Many residents of Alden reported hail and leaves littered that town’s streets Thursday morning, as well.Alden residents were without power for about three hours after trees and power lines fell in the community, according to Freeborn County Sheriff’s Office Sgt. Tim Bennett.
Bennett said some roads were blocked in the county from fallen trees and water flowing over the roads. Freeborn County Highway Department crews have been working to clear the roads.
Lightning reportedly struck the gas line in a house at 23520 700th Ave., owned by Jim and DeDee O’Byrne, at 6:07 p.m. Wednesday, causing an unknown amount of damage, he said.
The lightning strike reportedly started a small fire that ruptured a water pipe, which ultimately put the fire out.When authorities arrived there was smoke in the house. Bennett said he saw at least one blown light bulb in a garage next to the house.
Anytime Fitness owners Bill Bromeland and his wife, Shawn, were on their way home to Blue Earth on Interstate 90 when they said they made the decision to pull over to the side of the highway about three miles east of the Alden exit.
They said before they left the gym, some of the gym’s members had warned them to wait for the storm to pass, but they decided to go ahead and drive home.
“We kind of regretted it after we got onto the interstate,” Bromeland said. “We saw very very dark clouds.”He described the conditions as “very, very windy” on the side of the road. “It got worse after that,” Bromeland said. “I could feel the wind get some lift on the vehicle, and it felt very unstable.”
He said he began thinking about his family and his children. “I don’t know if we were in as much danger as we thought but it sure felt that way,” he said.
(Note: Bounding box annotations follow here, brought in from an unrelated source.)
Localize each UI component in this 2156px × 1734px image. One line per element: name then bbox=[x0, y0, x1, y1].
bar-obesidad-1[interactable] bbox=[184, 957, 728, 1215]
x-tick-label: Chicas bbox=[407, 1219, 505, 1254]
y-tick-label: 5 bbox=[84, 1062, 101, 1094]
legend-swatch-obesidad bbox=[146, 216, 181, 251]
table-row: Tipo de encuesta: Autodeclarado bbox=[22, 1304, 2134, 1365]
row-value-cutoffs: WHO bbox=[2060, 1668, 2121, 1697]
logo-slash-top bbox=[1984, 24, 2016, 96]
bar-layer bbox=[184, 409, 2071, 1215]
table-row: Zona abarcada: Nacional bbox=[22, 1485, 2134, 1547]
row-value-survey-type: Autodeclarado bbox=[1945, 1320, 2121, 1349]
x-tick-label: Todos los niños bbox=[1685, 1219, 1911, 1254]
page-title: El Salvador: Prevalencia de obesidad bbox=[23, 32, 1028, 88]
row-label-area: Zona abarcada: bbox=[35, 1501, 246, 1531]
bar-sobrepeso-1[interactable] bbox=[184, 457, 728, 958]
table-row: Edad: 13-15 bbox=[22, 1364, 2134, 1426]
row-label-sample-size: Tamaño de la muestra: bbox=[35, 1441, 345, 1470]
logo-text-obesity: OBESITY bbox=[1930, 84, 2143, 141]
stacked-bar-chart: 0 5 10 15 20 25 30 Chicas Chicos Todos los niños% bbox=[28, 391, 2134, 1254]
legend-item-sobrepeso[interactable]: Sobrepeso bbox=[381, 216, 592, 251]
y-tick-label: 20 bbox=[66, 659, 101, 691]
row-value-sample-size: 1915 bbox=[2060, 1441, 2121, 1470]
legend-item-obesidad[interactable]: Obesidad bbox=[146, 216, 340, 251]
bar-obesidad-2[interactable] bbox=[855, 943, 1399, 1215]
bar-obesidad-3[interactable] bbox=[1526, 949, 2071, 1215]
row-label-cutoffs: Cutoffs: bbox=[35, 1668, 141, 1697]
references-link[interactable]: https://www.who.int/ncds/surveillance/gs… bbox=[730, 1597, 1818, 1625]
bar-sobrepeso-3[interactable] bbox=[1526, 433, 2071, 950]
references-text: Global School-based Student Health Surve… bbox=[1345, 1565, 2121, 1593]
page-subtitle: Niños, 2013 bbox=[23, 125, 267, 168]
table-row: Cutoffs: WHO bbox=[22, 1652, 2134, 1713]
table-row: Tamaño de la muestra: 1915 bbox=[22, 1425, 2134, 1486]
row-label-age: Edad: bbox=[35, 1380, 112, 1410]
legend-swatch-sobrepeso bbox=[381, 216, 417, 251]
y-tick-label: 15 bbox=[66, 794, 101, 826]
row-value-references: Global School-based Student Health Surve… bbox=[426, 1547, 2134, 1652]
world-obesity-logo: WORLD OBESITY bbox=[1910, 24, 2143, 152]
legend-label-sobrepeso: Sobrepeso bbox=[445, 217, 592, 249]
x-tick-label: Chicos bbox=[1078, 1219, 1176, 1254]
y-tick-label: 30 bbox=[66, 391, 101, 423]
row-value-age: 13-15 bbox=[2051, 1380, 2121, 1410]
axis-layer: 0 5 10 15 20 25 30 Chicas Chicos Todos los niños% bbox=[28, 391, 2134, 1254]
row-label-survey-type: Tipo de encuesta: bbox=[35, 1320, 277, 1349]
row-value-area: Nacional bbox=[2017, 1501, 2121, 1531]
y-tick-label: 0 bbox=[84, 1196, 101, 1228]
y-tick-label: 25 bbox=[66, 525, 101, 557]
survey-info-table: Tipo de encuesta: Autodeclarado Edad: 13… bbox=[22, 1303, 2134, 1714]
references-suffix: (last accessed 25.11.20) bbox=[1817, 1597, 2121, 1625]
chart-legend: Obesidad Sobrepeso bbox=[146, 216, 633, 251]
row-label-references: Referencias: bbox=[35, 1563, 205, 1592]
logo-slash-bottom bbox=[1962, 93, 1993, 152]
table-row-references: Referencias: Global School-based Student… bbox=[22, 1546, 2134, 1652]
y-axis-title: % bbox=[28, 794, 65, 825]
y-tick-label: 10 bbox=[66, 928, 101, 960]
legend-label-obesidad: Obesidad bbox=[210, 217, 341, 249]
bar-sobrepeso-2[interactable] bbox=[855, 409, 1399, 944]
Once they continued west on Interstate 90 about a half-mile west, Bromeland said they encountered a fifth-wheel trailer in the median that appeared to have blown over and detached from the pickup that was pulling it.
“Don’t make the mistake,” Bromeland said after seeing the trailer. “If you know there’s bad weather, don’t go out.” No injuries were reported across the county, as of 9 p.m. Wednesday.
Other areas of the Tribune coverage area sustained high water, such as Main Street in Albert Lea. Albert Lea received 0.77 inches of water, according to KIMT-TV. High water resulted in U.S. Highway 65 south of Interstate 35 to be down to a single lane.
Albert Lea police received calls of several motor vehicles reported stuck in high water on West Main Street near Washington Avenue, on East Main Street and on Frank Avenue.
Much of Worth County and places to the south along the Shell Rock River were in a flash flood warning Wednesday evening, issued by the National Weather Service. A tornado was spotted in Iowa near Belmond, Latimer and Hampton near 4:30 p.m.